Eine Erkenntnis, die sich in Berlin bereits seit einigen Jahren zunehmend durchgesetzt hat. So hat man in der Beratungsstelle für Prostituierte Hydra in Kreuzberg in der Vergangenheit oft „sehr positive Erfahrungen mit Polizisten gemacht“, wie eine Mitarbeiterin sagt. Dass generell viele Frauen sich scheuen, Vergewaltigungen und andere körperliche Misshandlungen anzuzeigen, sei aber auch zu beobachten. „Die Schilderung des Geschehens ist schon schwer genug und wenn ihnen dann noch Fragen gestellt werden, die suggerieren, dass sie vielleicht doch irgendwie selbst schuld gewesen seien, ist das entwürdigend.“

Manche Prostituierte zeigten die Taten nicht an, weil sie ein Doppelleben führten, andere haben in ihren Heimatländern oder auch hier schlechte Erfahrungen mit der Polizei gemacht. Und generell sei die moralische Verurteilung von Frauen, die der Prostitution nachgehen, in der Gesellschaft noch sehr groß, weiß man bei Hydra.

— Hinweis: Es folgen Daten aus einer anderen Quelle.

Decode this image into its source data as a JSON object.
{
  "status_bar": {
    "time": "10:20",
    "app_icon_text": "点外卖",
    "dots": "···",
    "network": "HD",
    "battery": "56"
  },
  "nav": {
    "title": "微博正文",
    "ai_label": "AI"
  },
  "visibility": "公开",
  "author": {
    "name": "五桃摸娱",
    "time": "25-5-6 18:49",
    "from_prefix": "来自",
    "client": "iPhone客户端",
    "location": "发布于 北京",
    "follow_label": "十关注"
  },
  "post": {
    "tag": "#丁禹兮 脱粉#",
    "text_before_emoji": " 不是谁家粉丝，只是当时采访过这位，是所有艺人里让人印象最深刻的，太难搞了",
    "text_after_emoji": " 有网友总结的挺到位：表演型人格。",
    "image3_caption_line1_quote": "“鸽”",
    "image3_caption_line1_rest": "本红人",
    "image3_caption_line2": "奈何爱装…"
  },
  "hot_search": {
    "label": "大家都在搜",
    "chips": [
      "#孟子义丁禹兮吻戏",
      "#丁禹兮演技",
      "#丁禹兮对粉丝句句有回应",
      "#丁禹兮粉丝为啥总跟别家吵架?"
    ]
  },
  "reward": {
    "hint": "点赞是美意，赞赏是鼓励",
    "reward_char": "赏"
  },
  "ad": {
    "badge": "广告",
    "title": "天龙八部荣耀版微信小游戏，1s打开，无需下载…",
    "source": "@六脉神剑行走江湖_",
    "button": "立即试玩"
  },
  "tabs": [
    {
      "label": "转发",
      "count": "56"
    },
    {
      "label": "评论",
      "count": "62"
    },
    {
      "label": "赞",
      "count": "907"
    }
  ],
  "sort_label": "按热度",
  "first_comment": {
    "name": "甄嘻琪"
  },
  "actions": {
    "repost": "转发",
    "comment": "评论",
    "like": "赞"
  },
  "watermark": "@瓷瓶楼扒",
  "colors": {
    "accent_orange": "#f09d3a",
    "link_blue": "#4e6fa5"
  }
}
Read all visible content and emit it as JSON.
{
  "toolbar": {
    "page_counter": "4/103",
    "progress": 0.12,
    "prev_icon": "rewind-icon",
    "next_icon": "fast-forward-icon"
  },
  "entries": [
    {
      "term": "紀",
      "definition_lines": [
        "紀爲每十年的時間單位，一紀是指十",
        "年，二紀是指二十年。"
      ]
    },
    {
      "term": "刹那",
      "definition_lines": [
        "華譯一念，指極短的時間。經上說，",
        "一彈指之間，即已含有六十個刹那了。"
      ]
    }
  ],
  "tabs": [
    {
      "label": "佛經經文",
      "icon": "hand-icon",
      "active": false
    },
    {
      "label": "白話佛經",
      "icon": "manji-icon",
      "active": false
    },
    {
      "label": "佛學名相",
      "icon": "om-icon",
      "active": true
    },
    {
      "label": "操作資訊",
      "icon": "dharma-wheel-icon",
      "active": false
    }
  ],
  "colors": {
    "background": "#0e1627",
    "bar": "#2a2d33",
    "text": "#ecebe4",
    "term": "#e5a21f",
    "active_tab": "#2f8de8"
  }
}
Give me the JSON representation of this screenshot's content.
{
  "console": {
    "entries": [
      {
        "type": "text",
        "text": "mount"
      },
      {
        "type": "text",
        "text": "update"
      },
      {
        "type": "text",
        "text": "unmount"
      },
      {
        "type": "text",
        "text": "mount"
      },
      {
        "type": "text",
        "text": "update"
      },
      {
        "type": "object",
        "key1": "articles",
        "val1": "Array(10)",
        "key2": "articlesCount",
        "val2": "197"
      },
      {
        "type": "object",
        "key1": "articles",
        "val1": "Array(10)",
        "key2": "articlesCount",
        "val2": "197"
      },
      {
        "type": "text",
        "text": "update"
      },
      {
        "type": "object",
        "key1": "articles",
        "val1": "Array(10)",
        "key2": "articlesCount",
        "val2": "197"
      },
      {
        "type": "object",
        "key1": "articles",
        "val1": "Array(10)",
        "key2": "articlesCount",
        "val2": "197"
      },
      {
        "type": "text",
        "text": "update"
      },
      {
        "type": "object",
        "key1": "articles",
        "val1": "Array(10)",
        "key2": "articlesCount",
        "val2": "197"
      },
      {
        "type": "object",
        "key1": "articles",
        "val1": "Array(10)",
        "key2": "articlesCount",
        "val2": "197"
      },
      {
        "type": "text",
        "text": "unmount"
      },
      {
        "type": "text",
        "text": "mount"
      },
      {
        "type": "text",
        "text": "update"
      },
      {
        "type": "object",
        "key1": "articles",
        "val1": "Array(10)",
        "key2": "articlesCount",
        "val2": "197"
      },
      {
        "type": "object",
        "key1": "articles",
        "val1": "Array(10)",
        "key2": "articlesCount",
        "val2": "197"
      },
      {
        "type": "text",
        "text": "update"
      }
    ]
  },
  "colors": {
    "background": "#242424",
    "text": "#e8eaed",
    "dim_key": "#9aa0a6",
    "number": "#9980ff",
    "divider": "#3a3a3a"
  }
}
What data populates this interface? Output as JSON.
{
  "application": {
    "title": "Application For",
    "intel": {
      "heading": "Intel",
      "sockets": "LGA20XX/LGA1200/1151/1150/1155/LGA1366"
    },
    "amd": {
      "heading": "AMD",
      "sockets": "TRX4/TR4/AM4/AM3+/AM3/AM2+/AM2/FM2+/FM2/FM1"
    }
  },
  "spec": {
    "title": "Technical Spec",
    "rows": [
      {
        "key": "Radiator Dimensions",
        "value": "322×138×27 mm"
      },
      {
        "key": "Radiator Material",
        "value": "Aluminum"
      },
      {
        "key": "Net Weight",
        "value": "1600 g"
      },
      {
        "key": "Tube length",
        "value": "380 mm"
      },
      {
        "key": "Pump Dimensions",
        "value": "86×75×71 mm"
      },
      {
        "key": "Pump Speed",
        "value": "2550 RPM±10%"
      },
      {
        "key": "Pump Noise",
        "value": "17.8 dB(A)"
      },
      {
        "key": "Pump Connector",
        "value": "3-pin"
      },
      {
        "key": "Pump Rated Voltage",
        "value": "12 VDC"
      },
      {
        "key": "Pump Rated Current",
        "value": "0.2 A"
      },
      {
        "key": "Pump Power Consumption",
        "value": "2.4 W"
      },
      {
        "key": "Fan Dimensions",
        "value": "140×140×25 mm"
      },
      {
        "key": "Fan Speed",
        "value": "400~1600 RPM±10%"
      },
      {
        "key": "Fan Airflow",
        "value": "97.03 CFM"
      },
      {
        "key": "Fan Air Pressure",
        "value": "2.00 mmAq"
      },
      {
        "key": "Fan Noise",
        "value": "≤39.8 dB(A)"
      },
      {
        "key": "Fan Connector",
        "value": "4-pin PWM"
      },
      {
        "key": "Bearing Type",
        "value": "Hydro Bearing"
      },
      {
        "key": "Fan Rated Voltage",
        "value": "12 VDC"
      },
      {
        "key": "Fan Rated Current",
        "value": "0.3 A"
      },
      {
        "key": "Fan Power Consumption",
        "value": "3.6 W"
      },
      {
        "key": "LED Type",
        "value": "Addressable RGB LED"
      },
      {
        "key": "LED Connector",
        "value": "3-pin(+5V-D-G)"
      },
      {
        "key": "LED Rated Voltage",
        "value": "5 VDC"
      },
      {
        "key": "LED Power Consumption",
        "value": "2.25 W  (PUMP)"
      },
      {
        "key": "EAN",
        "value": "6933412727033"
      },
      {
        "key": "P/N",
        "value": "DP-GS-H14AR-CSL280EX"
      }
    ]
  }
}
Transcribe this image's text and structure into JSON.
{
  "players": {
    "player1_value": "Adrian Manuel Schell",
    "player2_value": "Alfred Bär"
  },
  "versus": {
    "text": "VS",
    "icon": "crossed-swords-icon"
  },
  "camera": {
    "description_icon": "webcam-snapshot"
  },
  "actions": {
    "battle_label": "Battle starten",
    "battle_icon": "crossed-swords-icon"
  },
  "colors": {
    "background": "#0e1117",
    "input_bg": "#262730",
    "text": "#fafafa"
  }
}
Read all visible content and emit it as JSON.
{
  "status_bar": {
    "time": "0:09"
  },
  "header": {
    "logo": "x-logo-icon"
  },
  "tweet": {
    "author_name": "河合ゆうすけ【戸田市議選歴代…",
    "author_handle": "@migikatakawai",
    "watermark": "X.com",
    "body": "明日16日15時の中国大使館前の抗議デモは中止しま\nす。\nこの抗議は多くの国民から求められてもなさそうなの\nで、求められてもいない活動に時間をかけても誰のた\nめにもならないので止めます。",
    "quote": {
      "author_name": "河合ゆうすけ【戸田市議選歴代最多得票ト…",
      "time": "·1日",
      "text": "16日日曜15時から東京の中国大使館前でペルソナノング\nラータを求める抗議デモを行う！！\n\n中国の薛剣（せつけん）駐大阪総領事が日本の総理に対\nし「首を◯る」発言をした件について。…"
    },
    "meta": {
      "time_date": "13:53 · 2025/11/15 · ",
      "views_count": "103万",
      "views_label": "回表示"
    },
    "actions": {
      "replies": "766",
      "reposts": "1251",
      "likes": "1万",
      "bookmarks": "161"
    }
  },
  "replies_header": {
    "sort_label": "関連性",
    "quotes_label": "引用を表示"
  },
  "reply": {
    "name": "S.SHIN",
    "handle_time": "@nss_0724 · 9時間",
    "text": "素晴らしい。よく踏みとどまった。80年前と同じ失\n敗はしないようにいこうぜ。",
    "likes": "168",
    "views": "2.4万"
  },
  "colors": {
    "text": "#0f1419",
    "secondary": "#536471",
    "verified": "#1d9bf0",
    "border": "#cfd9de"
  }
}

Das wusste offenbar auch Thomas Sch., meint sein einstiger Mitgefangener aus Tegel, der ihn 2009 anzeigte: Entweder habe sich Sch. gleich Prostituierte gesucht, von denen er glaubte, dass sie ihn nicht anzeigen würden. Oder Frauen, die gern Partys feierten. Die habe er dann in Drogengeschäfte verwickelt und sie damit erpressbar gemacht. Auch deshalb habe es im Fall Thomas Sch. wahrscheinlich viel mehr Taten gegeben als jetzt angeklagt seien. Und möglicherweise auch viel mehr Opfer.